As this week marks the twentieth anniversary of the Labour Party's General Election landslide, it is also the perfect time to see Douglas Maxwell's play, which charts a legacy of 1990s sired terminal adolescents who try but sometimes fail to grow up. Into what looks like a waiting room to some possible wonderland steps Chick, a middle-aged prodigal who seems to have slipped through the security blanket of post-university career opportunities and domestic bliss. While his former student playmates Jackson and Gary learnt how to lead a good and useful life, Chick has kept on partying, though he's long since forgotten why. One minute changes everything, however, and the sight of Gary's sixteen year old daughter Audrey in a hospital bed coma awakens a flicker of purpose for Chick.

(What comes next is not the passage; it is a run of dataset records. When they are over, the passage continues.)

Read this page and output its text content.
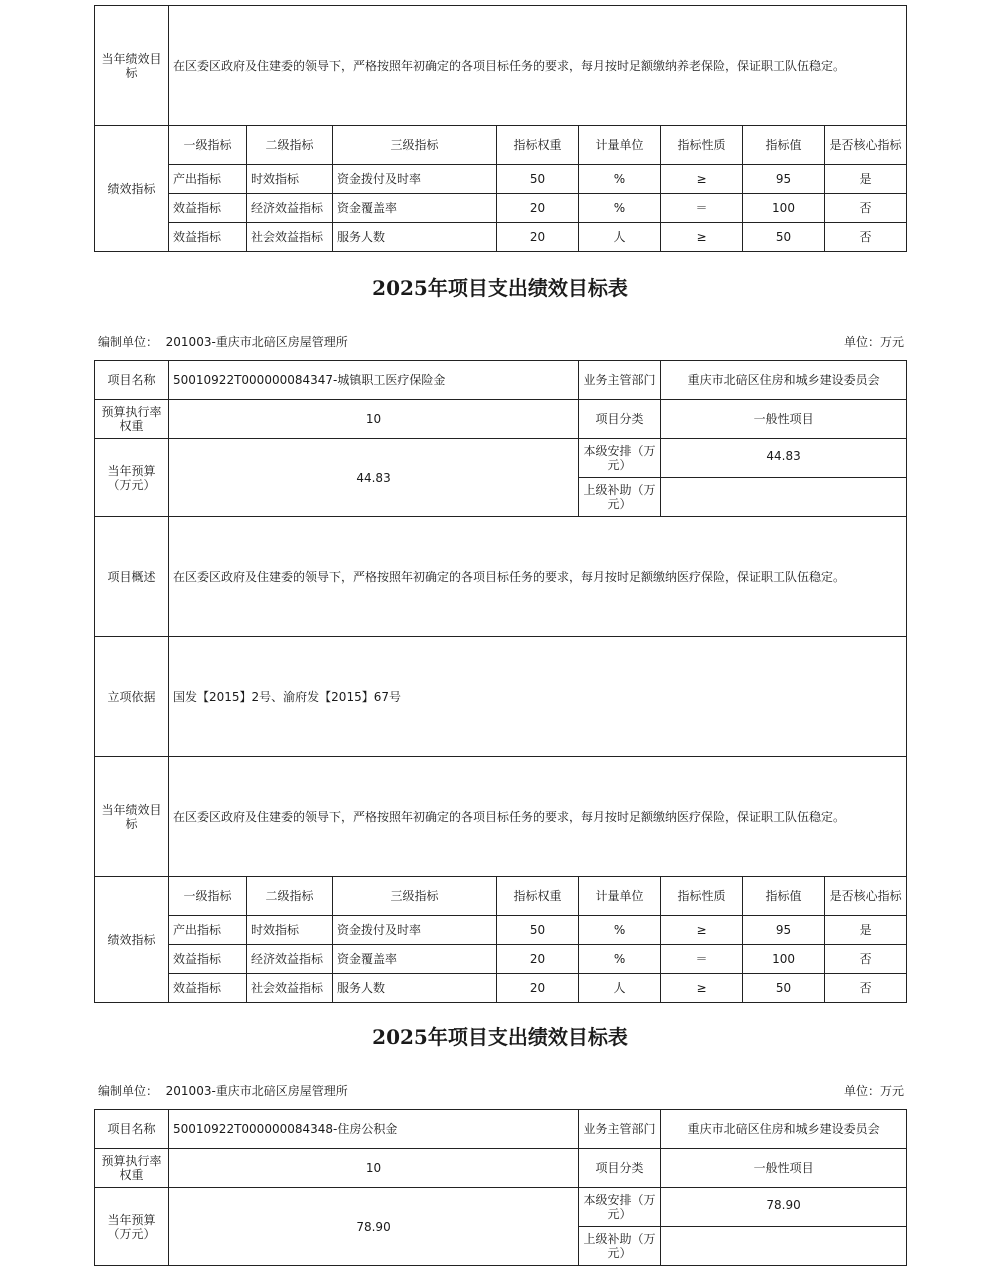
当年绩效目标	在区委区政府及住建委的领导下，严格按照年初确定的各项目标任务的要求，每月按时足额缴纳养老保险，保证职工队伍稳定。							
绩效指标	一级指标	二级指标	三级指标	指标权重	计量单位	指标性质	指标值	是否核心指标
	产出指标	时效指标	资金拨付及时率	50	%	≥	95	是
	效益指标	经济效益指标	资金覆盖率	20	%	＝	100	否
	效益指标	社会效益指标	服务人数	20	人	≥	50	否
2025年项目支出绩效目标表
编制单位： 201003-重庆市北碚区房屋管理所	单位：万元
项目名称	50010922T000000084347-城镇职工医疗保险金				业务主管部门	重庆市北碚区住房和城乡建设委员会		
预算执行率权重	10				项目分类	一般性项目		
当年预算（万元）	44.83				本级安排（万元）	44.83		
					上级补助（万元）			
项目概述	在区委区政府及住建委的领导下，严格按照年初确定的各项目标任务的要求，每月按时足额缴纳医疗保险，保证职工队伍稳定。							
立项依据	国发【2015】2号、渝府发【2015】67号							
当年绩效目标	在区委区政府及住建委的领导下，严格按照年初确定的各项目标任务的要求，每月按时足额缴纳医疗保险，保证职工队伍稳定。							
绩效指标	一级指标	二级指标	三级指标	指标权重	计量单位	指标性质	指标值	是否核心指标
	产出指标	时效指标	资金拨付及时率	50	%	≥	95	是
	效益指标	经济效益指标	资金覆盖率	20	%	＝	100	否
	效益指标	社会效益指标	服务人数	20	人	≥	50	否
2025年项目支出绩效目标表
编制单位： 201003-重庆市北碚区房屋管理所	单位：万元
项目名称	50010922T000000084348-住房公积金	业务主管部门	重庆市北碚区住房和城乡建设委员会
预算执行率权重	10	项目分类	一般性项目
当年预算（万元）	78.90	本级安排（万元）	78.90
		上级补助（万元）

What follows in Matthew Lenton's dream-like production is a slow-burning elegy to loss that sees a disoriented Chick lurch between times and places. Fairies and angels appear. Doctors have breakdowns. There are siege-like liaisons in London telephone boxes. In Sandy Grierson's masterfully understated performance, Chick is a sadder, less angry Yosser Hughes for the Cool Britannia generation, a pickled husk of a man bouncing between other people's lives in search of something to call his own.

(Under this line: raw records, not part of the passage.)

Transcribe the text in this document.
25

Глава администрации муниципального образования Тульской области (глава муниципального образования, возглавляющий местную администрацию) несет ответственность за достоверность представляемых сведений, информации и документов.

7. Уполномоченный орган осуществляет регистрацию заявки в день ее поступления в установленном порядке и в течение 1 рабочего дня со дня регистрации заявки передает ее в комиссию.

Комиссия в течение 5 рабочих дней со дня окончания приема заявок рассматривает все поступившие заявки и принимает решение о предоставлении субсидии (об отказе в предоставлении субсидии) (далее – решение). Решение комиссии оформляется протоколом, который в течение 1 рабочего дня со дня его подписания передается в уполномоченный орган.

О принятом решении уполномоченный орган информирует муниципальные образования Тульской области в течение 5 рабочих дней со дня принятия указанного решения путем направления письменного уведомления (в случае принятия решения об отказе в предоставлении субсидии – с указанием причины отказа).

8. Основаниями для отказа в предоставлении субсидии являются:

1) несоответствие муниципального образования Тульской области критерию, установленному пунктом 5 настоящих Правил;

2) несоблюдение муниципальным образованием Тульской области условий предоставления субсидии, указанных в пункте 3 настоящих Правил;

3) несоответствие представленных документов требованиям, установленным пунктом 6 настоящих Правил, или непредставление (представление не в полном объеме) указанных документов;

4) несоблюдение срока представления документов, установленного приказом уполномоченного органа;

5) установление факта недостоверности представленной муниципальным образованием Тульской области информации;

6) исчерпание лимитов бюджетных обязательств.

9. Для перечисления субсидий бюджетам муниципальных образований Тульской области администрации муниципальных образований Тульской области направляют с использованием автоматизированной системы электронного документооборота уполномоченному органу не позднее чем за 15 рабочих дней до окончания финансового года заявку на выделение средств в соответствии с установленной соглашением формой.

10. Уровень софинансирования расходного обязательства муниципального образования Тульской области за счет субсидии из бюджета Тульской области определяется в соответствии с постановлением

Monologues of a sort not heard since those reeled off by feckless drifter Johnny in Mike Leigh's film, Naked, which Chick could have stepped out of, ricochet between the nine actors onstage. From deeply personal roots, Maxwell has conjured up a heart-breaking fantasia about where we are now in a society that does or doesn't look after each other, and made a big, beautiful life-saver of a play.